Sales of newly built, single-family homes declined 2.3 percent to a seasonally adjusted annual rate of 295,000 units in August, according to newly released data from the U.S. Commerce Department. The decline is from an upwardly revised, 302,000-unit rate in the previous month.
“The number of foreclosed homes on the market continues to pose major challenges, not just to builders who have to compete against that low-priced product, but also to buyers who need to sell an existing home before trading up to a new one,” says Bob Nielsen, Chairman of the National Association of Home Builders (NAHB) and a home builder from Reno, Nev. “As the price data show, entry-level homes are generally driving the new-home market right now, and that’s because first-time buyers don’t have another home they have to sell.”

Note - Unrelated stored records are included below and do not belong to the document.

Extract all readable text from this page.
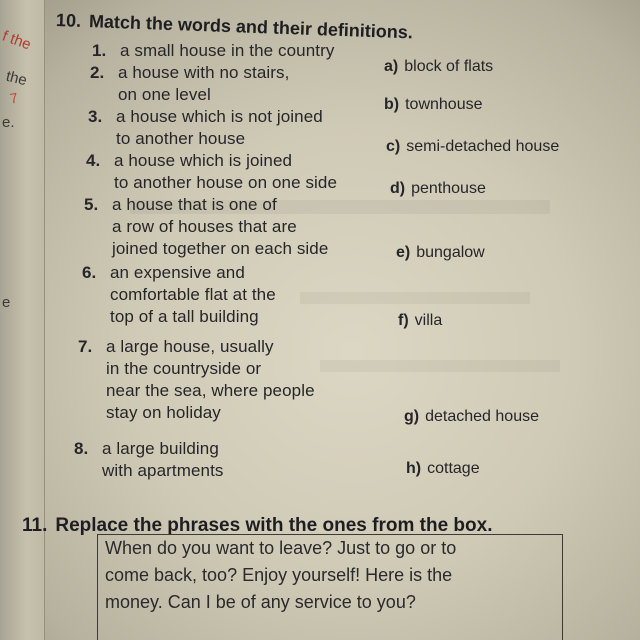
f the
the
7
e.
e
10. Match the words and their definitions.
1. a small house in the country
2. a house with no stairs,
on one level
3. a house which is not joined
to another house
4. a house which is joined
to another house on one side
5. a house that is one of
a row of houses that are
joined together on each side
6. an expensive and
comfortable flat at the
top of a tall building
7. a large house, usually
in the countryside or
near the sea, where people
stay on holiday
8. a large building
with apartments
a) block of flats
b) townhouse
c) semi-detached house
d) penthouse
e) bungalow
f) villa
g) detached house
h) cottage
11. Replace the phrases with the ones from the box.
When do you want to leave? Just to go or to
come back, too? Enjoy yourself! Here is the
money. Can I be of any service to you?
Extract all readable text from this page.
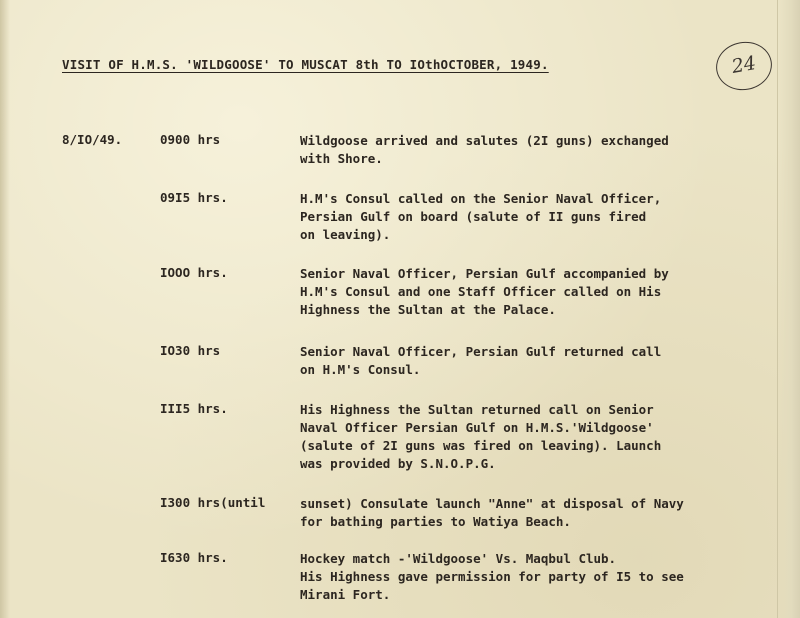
VISIT OF H.M.S. 'WILDGOOSE' TO MUSCAT 8th TO IOthOCTOBER, 1949.	24
8/IO/49.	0900 hrs	Wildgoose arrived and salutes (2I guns) exchanged
with Shore.
09I5 hrs.	H.M's Consul called on the Senior Naval Officer,
Persian Gulf on board (salute of II guns fired
on leaving).
IOOO hrs.	Senior Naval Officer, Persian Gulf accompanied by
H.M's Consul and one Staff Officer called on His
Highness the Sultan at the Palace.
IO30 hrs	Senior Naval Officer, Persian Gulf returned call
on H.M's Consul.
III5 hrs.	His Highness the Sultan returned call on Senior
Naval Officer Persian Gulf on H.M.S.'Wildgoose'
(salute of 2I guns was fired on leaving). Launch
was provided by S.N.O.P.G.
I300 hrs(until	sunset) Consulate launch "Anne" at disposal of Navy
for bathing parties to Watiya Beach.
I630 hrs.	Hockey match -'Wildgoose' Vs. Maqbul Club.
His Highness gave permission for party of I5 to see
Mirani Fort.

“As builders in our recent surveys have been telling us, the lull in new-home sales continued even as mortgage rates held at extremely favorable levels in August. This is partly because continuing tight credit conditions are dissuading even well-qualified buyers, who are having trouble obtaining the good rates that are out there,” says NAHB Chief Economist David Crowe. “However, on a positive note, today’s numbers confirm that builders are wisely refraining from adding to the inventory of unsold new homes, which is currently at a 49-year low.”
The only region to register an increase in new-home sales in August was the Midwest, where sales rose 8.2 percent. Meanwhile, the Northeast, South and West posted declines of 13.6 percent, 2.4 percent and 6.3 percent, respectively.
The inventory of new homes for sale fell to 162,000 units in August, a new record low. However, due to the slower sales pace, the months’ supply of new homes rose slightly, to 6.6.